Environmentalists and videoconferencing vendors alike keep telling us we need to fly less to reduce our carbon footprints. Many argue for higher fuel taxes and fewer subsidies to airlines, but could they be missing a trick? Perhaps all they need to do is push for even more "security" at airports...
Flying to inspect Novell's SUSE development labs in Nuremberg recently, I was reminded just how much the folk who run today's airports seem determined to put themselves out of work.
It started at Heathrow, where I discovered a queue for security that snaked the entire length of Terminal 3, before curling back on itself and winding all the way back again.
It being a somewhat early flight, I'd brought breakfast with me - a pot of yogurt and an apple - so when a chap came by offering clear plastic bags for one's cosmetics (and yes, cosmetics were the only items he called out), I thought I'd save trouble by putting my yogurt in one.
"No yogurt allowed," said the lady checking the plastic bags. I was incredulous - but that was that. Yogurt was banned and I could either bin it or eat it there and then (I chose the latter).
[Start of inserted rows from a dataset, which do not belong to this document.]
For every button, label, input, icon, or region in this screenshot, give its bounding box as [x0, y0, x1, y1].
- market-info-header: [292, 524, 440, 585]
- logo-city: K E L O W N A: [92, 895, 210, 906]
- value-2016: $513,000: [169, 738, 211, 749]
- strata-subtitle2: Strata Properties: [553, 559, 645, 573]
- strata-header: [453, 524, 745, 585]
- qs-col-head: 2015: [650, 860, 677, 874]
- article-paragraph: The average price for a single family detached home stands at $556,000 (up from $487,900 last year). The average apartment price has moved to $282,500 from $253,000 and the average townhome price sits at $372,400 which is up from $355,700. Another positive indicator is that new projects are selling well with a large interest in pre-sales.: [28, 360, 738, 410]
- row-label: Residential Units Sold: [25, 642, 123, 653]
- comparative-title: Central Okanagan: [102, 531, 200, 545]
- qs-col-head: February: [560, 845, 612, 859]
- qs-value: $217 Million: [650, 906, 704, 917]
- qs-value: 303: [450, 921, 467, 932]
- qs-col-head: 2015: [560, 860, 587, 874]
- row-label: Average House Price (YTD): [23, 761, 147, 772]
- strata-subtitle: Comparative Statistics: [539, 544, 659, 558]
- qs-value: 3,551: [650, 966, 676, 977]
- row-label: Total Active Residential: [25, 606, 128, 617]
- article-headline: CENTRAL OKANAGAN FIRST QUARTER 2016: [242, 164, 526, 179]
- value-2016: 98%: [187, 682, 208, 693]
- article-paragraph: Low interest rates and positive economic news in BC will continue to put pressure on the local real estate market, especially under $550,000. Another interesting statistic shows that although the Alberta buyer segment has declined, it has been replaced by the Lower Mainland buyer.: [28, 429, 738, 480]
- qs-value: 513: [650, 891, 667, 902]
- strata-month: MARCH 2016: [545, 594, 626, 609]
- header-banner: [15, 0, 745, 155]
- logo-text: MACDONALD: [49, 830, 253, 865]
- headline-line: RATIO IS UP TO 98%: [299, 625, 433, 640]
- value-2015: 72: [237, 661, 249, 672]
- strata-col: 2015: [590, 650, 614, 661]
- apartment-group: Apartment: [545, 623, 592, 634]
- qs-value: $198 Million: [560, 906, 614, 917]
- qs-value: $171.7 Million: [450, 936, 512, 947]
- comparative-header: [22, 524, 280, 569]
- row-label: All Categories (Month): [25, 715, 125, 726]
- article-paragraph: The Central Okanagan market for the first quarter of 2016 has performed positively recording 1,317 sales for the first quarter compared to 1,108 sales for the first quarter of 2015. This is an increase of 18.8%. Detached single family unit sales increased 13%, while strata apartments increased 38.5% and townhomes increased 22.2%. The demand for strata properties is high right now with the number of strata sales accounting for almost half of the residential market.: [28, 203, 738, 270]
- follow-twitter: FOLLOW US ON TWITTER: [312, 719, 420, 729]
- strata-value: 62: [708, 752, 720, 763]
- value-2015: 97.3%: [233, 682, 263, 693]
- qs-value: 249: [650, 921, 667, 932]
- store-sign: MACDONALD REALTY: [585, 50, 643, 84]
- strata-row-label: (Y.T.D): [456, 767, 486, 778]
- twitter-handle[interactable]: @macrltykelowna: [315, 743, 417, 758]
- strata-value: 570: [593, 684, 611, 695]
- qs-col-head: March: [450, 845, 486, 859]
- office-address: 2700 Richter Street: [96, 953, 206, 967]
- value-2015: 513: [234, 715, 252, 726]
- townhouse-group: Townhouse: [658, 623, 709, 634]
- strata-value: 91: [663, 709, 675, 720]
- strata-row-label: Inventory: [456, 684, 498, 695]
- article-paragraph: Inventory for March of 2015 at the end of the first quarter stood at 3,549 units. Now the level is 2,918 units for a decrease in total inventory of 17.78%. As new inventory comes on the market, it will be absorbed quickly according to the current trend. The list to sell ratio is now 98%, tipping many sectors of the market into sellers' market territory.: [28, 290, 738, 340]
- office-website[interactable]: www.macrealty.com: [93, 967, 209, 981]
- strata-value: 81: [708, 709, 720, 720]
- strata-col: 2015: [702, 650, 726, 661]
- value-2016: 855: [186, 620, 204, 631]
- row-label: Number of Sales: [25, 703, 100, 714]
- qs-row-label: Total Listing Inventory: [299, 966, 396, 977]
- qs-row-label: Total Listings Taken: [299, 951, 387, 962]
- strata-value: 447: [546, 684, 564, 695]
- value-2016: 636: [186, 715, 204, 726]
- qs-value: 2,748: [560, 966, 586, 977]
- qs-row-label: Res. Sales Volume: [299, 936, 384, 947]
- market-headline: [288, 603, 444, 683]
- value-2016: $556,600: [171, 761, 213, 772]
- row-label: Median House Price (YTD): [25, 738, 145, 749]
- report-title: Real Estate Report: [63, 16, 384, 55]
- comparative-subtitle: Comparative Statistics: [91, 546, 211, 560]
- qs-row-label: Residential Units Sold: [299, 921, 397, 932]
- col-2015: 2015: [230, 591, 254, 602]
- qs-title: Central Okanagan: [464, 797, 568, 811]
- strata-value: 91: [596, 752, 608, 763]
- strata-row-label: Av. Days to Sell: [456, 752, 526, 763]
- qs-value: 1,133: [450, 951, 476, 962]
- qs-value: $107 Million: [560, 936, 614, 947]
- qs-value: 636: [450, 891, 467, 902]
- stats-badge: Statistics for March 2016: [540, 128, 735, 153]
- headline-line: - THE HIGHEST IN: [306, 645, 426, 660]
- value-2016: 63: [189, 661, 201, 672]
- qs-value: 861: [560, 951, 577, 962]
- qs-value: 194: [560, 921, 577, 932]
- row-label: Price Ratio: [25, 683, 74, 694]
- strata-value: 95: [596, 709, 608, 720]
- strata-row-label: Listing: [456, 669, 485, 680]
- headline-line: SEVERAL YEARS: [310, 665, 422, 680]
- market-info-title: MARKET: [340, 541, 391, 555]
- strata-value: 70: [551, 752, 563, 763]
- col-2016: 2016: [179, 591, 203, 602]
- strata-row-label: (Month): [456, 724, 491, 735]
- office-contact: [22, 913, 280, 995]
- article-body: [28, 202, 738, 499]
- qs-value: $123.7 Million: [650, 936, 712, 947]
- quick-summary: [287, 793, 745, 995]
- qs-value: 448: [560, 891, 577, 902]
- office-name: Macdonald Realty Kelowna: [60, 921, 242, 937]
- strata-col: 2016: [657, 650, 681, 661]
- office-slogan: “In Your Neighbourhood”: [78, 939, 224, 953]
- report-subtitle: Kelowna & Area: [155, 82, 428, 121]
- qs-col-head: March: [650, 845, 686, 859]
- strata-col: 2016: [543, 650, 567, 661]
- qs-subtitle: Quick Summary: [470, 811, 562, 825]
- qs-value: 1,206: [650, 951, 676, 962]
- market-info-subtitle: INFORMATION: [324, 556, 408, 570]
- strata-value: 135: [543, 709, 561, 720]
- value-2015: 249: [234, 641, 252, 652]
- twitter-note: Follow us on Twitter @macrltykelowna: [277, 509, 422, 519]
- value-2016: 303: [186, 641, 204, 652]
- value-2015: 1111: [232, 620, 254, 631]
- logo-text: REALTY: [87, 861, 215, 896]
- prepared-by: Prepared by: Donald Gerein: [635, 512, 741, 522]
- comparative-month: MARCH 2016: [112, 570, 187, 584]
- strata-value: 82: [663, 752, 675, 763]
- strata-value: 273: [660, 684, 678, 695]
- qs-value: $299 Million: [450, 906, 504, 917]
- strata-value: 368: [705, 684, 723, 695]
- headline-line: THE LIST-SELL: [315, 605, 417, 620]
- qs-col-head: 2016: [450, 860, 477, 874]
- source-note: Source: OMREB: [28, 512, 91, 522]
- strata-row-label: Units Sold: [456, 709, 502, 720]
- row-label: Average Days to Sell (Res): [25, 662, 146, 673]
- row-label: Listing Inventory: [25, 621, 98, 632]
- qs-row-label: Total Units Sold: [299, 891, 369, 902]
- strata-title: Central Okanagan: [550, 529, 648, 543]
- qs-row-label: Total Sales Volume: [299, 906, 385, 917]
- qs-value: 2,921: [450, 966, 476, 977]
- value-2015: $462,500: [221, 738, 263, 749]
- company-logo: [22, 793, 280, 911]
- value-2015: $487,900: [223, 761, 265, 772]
Of course, the whole clear-plastic-bag thing is a charade anyway, played out in the hope that we cattle will believe that our overlords care about our security. But a ban on yogurt? What do they think we'll do with it - hijack the plane by threatening to pour it over the stewardess's head??
And if someone claims it's because it has the same X-ray signature as Semtex, I won't believe them any more than I believe that mixing binary liquid explosives on-board is a practical proposition.
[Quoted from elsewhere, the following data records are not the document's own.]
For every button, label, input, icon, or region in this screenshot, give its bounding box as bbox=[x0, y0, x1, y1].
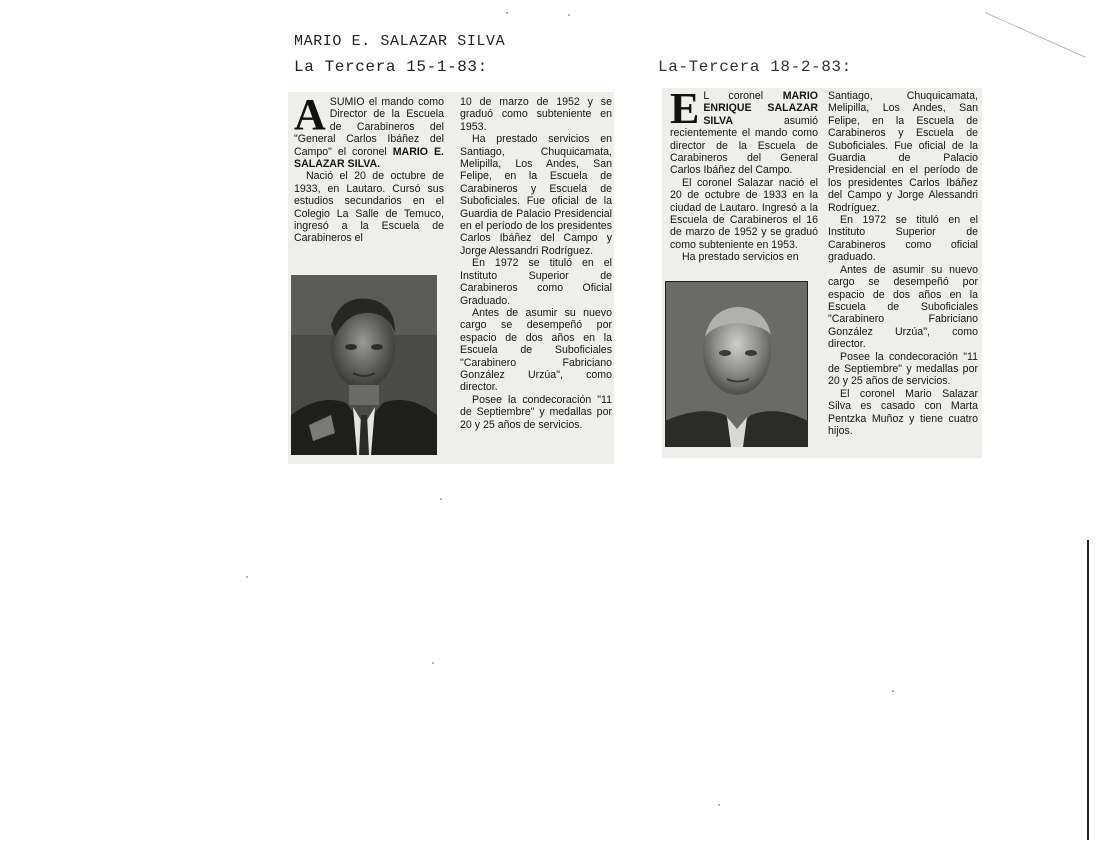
scan-speck bbox=[440, 498, 442, 500]
clipping-left-paragraph: Antes de asumir su nuevo cargo se desempeñó por espacio de dos años en la Escuela de Suboficiales "Carabinero Fabriciano González Urzúa", como director. bbox=[460, 306, 612, 394]
clipping-left-column-1 bbox=[294, 92, 444, 245]
clipping-left-paragraph: En 1972 se tituló en el Instituto Superior de Carabineros como Oficial Graduado. bbox=[460, 257, 612, 307]
portrait-photo-uniform bbox=[291, 275, 437, 455]
person-name: MARIO E. SALAZAR SILVA. bbox=[294, 145, 444, 171]
scan-speck bbox=[246, 576, 248, 578]
clipping-right-paragraph: El coronel Mario Salazar Silva es casado con Marta Pentzka Muñoz y tiene cuatro hijos. bbox=[828, 387, 978, 437]
scan-speck bbox=[432, 662, 434, 664]
scan-speck bbox=[568, 14, 570, 16]
document-title: MARIO E. SALAZAR SILVA bbox=[294, 33, 506, 50]
clipping-right-paragraph: Ha prestado servicios en bbox=[682, 251, 799, 264]
clipping-left-paragraph: Posee la condecoración "11 de Septiembre" y medallas por 20 y 25 años de servicios. bbox=[460, 393, 612, 431]
clipping-left-column-2 bbox=[460, 96, 612, 431]
person-name: MARIO ENRIQUE SALAZAR SILVA bbox=[703, 90, 818, 127]
newspaper-clipping-right bbox=[662, 88, 982, 458]
source-label-right: La-Tercera 18-2-83: bbox=[658, 58, 852, 76]
clipping-left-paragraph bbox=[294, 92, 444, 171]
clipping-right-paragraph: En 1972 se tituló en el Instituto Superior de Carabineros como oficial graduado. bbox=[828, 214, 978, 264]
source-label-left: La Tercera 15-1-83: bbox=[294, 58, 488, 76]
clipping-left-paragraph: Nació el 20 de octubre de 1933, en Lautaro. Cursó sus estudios secundarios en el Colegio La Salle de Temuco, ingresó a la Escuela de Carabineros el bbox=[294, 170, 444, 245]
paragraph-text: L coronel bbox=[703, 90, 783, 102]
clipping-left-paragraph: 10 de marzo de 1952 y se graduó como subteniente en 1953. bbox=[460, 96, 612, 133]
scan-speck bbox=[506, 12, 508, 14]
clipping-right-paragraph bbox=[670, 90, 818, 177]
drop-cap: A bbox=[294, 92, 326, 139]
clipping-right-paragraph: Antes de asumir su nuevo cargo se desempeñó por espacio de dos años en la Escuela de Suboficiales "Carabinero Fabriciano González Urzúa", como director. bbox=[828, 263, 978, 351]
clipping-right-paragraph: Santiago, Chuquicamata, Melipilla, Los Andes, San Felipe, en la Escuela de Carabineros y Escuela de Suboficiales. Fue oficial de la Guardia de Palacio Presidencial en el período de los presidentes Carlos Ibáñez del Campo y Jorge Alessandri Rodríguez. bbox=[828, 90, 978, 214]
clipping-right-paragraph: El coronel Salazar nació el 20 de octubre de 1933 en la ciudad de Lautaro. Ingresó a la Escuela de Carabineros el 16 de marzo de 1952 y se graduó como subteniente en 1953. bbox=[670, 176, 818, 251]
paragraph-text: asumió recientemente el mando como director de la Escuela de Carabineros del General Carlos Ibáñez del Campo. bbox=[670, 114, 818, 177]
scan-speck bbox=[892, 690, 894, 692]
portrait-photo-civilian bbox=[665, 281, 808, 447]
drop-cap: E bbox=[670, 88, 700, 133]
newspaper-clipping-left bbox=[288, 92, 614, 464]
scan-scuff-mark bbox=[985, 12, 1086, 58]
clipping-right-column-1 bbox=[670, 90, 818, 264]
clipping-right-paragraph: Posee la condecoración "11 de Septiembre" y medallas por 20 y 25 años de servicios. bbox=[828, 350, 978, 388]
scan-speck bbox=[718, 804, 720, 806]
clipping-right-column-2 bbox=[828, 90, 978, 437]
paragraph-text: SUMIO el mando como Director de la Escuela de Carabineros del "General Carlos Ibáñez del Campo" el coronel bbox=[294, 96, 444, 158]
scan-edge-line bbox=[1087, 540, 1089, 840]
clipping-left-paragraph: Ha prestado servicios en Santiago, Chuquicamata, Melipilla, Los Andes, San Felipe, en la Escuela de Carabineros y Escuela de Suboficiales. Fue oficial de la Guardia de Palacio Presidencial en el período de los presidentes Carlos Ibáñez del Campo y Jorge Alessandri Rodríguez. bbox=[460, 133, 612, 257]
It's not just Heathrow either. Later in the day at Frankfurt airport I encountered metal detectors set so sensitively that they'd probably have picked up a penny. Still, at least pennies really are a credible threat - as long as you can open the aeroplane window to drop them on passers-by, 10km below.
Well, if the aim of it all really is to put me off air travel, it's working.
Incidentally, does anyone know what the claimed purpose of airport metal detectors is these days? Any sensible hijacker will choose ceramic knives and plastic handguns over metal, and they're not going to pick up heroin or Semtex - that's why chemical residue sniffers were invented.